Recent headlines boast of the U.S. avoiding a recession and adding hundreds of thousands of new jobs. However, a closer look at the data reveals a less rosy picture. While the United States economy may appear to be in good health, there are underlying issues that warrant skepticism.
For instance, of the 353,000 jobs created in January, 136,000 were in government, social assistance, or health sectors. This surge in job growth is largely due to increased immigration, leading to a greater need for government and social assistance jobs at taxpayer expense. As a result, cities and local governments are under financial strain. The creation of these jobs may not be a true indicator of economic vigor.
Moreover, the total United States employment level declined by 31,000 last month. Full-time employment is at its lowest rate since October 2020, and 22% of employment growth since December 2022 comes from part-time employment. This could be due to inflation-battered Americans being driven into additional, part-time employment.

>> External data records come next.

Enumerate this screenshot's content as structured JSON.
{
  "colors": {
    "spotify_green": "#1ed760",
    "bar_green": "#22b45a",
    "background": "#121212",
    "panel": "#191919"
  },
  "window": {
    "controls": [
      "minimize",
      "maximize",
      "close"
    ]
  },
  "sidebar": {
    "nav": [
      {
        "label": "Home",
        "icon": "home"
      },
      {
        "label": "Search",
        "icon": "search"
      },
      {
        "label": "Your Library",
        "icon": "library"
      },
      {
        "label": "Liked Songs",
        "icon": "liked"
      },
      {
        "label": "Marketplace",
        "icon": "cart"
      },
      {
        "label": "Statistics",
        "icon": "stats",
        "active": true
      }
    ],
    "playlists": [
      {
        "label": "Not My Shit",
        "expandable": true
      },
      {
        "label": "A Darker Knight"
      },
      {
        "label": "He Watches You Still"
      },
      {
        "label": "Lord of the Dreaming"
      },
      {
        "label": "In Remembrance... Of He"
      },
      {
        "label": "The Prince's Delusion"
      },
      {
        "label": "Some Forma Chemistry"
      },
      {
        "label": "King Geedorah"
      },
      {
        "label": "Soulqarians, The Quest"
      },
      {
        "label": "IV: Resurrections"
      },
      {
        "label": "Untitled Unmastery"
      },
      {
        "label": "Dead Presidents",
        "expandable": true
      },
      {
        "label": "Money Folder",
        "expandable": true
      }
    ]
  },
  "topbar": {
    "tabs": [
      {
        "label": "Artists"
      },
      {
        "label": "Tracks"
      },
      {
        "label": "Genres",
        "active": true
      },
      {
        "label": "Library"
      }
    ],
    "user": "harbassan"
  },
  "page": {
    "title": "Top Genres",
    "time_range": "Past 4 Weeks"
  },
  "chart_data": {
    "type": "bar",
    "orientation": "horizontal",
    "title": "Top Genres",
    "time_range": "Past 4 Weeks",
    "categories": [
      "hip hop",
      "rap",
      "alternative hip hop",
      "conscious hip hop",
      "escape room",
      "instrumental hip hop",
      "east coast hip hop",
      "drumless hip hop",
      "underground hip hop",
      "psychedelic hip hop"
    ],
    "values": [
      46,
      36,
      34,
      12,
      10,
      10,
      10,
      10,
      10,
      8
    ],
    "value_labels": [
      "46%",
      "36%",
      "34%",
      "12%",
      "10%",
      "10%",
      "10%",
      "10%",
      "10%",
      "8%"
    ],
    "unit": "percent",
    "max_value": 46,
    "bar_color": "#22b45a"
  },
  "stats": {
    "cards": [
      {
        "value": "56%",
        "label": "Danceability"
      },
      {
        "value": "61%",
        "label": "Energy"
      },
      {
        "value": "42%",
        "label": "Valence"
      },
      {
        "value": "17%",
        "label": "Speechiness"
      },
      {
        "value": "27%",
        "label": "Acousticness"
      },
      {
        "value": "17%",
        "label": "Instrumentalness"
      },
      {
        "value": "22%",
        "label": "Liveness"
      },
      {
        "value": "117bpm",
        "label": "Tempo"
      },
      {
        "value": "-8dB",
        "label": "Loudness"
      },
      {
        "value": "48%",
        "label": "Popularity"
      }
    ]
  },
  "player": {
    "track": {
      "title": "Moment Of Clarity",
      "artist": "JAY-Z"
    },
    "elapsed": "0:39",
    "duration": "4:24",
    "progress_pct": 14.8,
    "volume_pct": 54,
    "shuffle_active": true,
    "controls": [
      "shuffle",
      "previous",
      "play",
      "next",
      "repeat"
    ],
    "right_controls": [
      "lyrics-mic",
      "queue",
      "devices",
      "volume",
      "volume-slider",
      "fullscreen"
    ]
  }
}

Despite the Labor Department’s claim that unemployment is at a full-employment 3.7%, the true unemployment rate may be closer to 24% when accounting for those who have abandoned their job search. Many of these jobs are in low-paying sectors such as health and social services, leisure and hospitality, and government.
As former colleague David Stockman notes, these sectors are on the low end of the value-added chain and the bottom of the pay scale. He points out that the Bureau of Labor Statistics (BLS) count of payroll jobs in goods-producing sectors is down 6% from a half-century ago, while government jobs are up 65% and leisure and hospitality employment is 217% higher.
The wage gap has also widened significantly. The Economic Policy Institute reports that wages for the top 1% skyrocketed 160% since 1979, while wages for the top 0.1% jumped a dizzying 345%. Meanwhile, the vast majority of America’s wage earners have struggled to keep up.
This economy has been labeled as “fake” by some, and there may be some truth to that. The economy’s appearance may be likened to an exotic racing car – sleek and shiny on the outside, but with a lemon lurking beneath the hood. The Federal Reserve, acting as the mechanics overseeing its maintenance, has made a wreck of the economy.
The question remains: who will ever execute the necessary repairs?